Molecular mechanisms of antigen capture and display
FDCs bind antigen as antigen–antibody or complement–antigen complexes through surface complement receptors and Fc receptors. Complement tagging of antigens with fragments such as C3d markedly increases attachment via complement receptor 2 CD21, while Fc gamma receptors capture immune complexes coated with antibody. Research by Miroslav Heesters and Michael C. Carroll at Harvard Medical School describes how immune complexes on FDCs are maintained in non-degradative compartments and can be recycled to the cell surface, keeping antigen in a native, multivalent form accessible to B cell receptors. Ian C. M. MacLennan at University of Birmingham has detailed how this physical persistence within the germinal center light zone promotes repeated B cell interrogation and selection.Relevance, causes, and consequences
Retention arises from the interplay of complement activation, antibody production, and specialized FDC biology: complement opsonization facilitates capture, early antibody formation generates immune complexes, and FDC membrane trafficking prevents destruction of antigen. The consequence is prolonged antigen availability that drives somatic hypermutation and clonal selection, improving antibody affinity and breadth. When complement components or FDC networks are impaired, as described in clinical and experimental immunology literature, vaccine efficacy and long-term humoral immunity decline. Shiv Pillai at Massachusetts General Hospital emphasizes the translational importance for human vaccination strategies and for understanding antibody-mediated autoimmune pathology when self-antigens are similarly displayed.Human, cultural, and environmental nuances shape these processes. Aging and malnutrition correlate with disrupted germinal center architecture and weaker FDC function, reducing vaccine responsiveness in older or resource-limited populations.
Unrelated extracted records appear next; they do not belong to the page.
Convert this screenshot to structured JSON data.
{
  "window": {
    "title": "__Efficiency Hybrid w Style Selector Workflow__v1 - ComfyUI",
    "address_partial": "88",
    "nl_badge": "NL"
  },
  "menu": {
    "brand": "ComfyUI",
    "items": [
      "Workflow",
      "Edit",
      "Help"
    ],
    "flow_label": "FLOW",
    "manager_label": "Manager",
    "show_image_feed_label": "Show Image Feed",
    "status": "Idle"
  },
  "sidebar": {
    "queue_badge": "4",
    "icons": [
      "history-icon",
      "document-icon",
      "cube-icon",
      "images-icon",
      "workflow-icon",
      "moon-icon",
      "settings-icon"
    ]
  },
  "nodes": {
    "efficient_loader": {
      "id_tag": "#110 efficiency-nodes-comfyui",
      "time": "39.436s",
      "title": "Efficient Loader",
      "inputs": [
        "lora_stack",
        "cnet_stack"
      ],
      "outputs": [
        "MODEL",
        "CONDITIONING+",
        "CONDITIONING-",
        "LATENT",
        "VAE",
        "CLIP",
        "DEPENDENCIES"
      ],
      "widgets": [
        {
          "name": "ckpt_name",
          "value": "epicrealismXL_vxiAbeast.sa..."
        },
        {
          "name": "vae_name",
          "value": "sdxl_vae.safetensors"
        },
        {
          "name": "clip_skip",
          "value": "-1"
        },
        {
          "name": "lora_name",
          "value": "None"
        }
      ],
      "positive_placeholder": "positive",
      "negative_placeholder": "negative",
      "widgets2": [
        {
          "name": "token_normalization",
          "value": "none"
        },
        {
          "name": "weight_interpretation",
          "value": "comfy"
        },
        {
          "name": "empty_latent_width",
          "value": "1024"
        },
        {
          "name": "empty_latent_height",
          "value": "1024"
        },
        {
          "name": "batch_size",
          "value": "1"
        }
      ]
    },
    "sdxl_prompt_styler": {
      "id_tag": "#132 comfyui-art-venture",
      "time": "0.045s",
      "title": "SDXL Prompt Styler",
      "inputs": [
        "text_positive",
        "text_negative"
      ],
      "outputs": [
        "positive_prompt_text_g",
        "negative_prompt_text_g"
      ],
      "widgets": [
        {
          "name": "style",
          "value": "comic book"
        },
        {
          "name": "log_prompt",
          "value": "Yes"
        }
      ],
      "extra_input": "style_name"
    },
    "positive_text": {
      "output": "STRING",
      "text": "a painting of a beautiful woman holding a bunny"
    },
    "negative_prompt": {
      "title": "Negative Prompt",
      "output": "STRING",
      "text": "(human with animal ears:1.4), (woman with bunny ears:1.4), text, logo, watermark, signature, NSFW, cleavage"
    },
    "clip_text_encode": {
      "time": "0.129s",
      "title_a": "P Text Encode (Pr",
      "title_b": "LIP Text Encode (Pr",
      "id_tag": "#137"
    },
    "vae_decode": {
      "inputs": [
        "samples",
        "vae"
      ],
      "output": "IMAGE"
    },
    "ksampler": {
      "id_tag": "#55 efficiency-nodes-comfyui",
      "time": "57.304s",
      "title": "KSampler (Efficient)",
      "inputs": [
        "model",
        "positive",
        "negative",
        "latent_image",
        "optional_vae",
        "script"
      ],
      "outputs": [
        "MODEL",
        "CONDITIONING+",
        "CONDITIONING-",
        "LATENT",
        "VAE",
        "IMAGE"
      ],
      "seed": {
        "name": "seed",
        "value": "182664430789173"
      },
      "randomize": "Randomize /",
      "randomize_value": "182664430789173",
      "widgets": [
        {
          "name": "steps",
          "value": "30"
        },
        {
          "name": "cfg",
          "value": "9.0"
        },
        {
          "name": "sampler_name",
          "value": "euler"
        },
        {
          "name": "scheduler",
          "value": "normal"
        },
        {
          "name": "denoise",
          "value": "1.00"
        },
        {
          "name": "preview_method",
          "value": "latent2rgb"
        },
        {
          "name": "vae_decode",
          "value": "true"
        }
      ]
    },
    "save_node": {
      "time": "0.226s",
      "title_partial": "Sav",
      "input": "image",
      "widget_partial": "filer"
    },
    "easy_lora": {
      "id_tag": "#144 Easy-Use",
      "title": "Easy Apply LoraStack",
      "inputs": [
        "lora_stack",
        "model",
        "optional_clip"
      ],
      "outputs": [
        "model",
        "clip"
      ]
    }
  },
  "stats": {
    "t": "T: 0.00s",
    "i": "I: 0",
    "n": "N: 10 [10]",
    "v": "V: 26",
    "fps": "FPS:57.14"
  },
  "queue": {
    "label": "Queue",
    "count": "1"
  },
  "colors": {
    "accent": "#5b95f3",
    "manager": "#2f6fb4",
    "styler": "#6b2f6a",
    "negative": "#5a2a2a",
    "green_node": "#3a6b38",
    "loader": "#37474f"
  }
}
In regions endemic for certain chronic pathogens, persistent antigen and altered complement activity can skew germinal center dynamics and influence disease progression. Understanding how FDCs retain antigen therefore has direct implications for vaccine design, autoimmune disease management, and public health strategies across different populations. Maintaining intact, accessible antigen on FDCs is a linchpin of adaptive humoral immunity and a critical target for clinical intervention.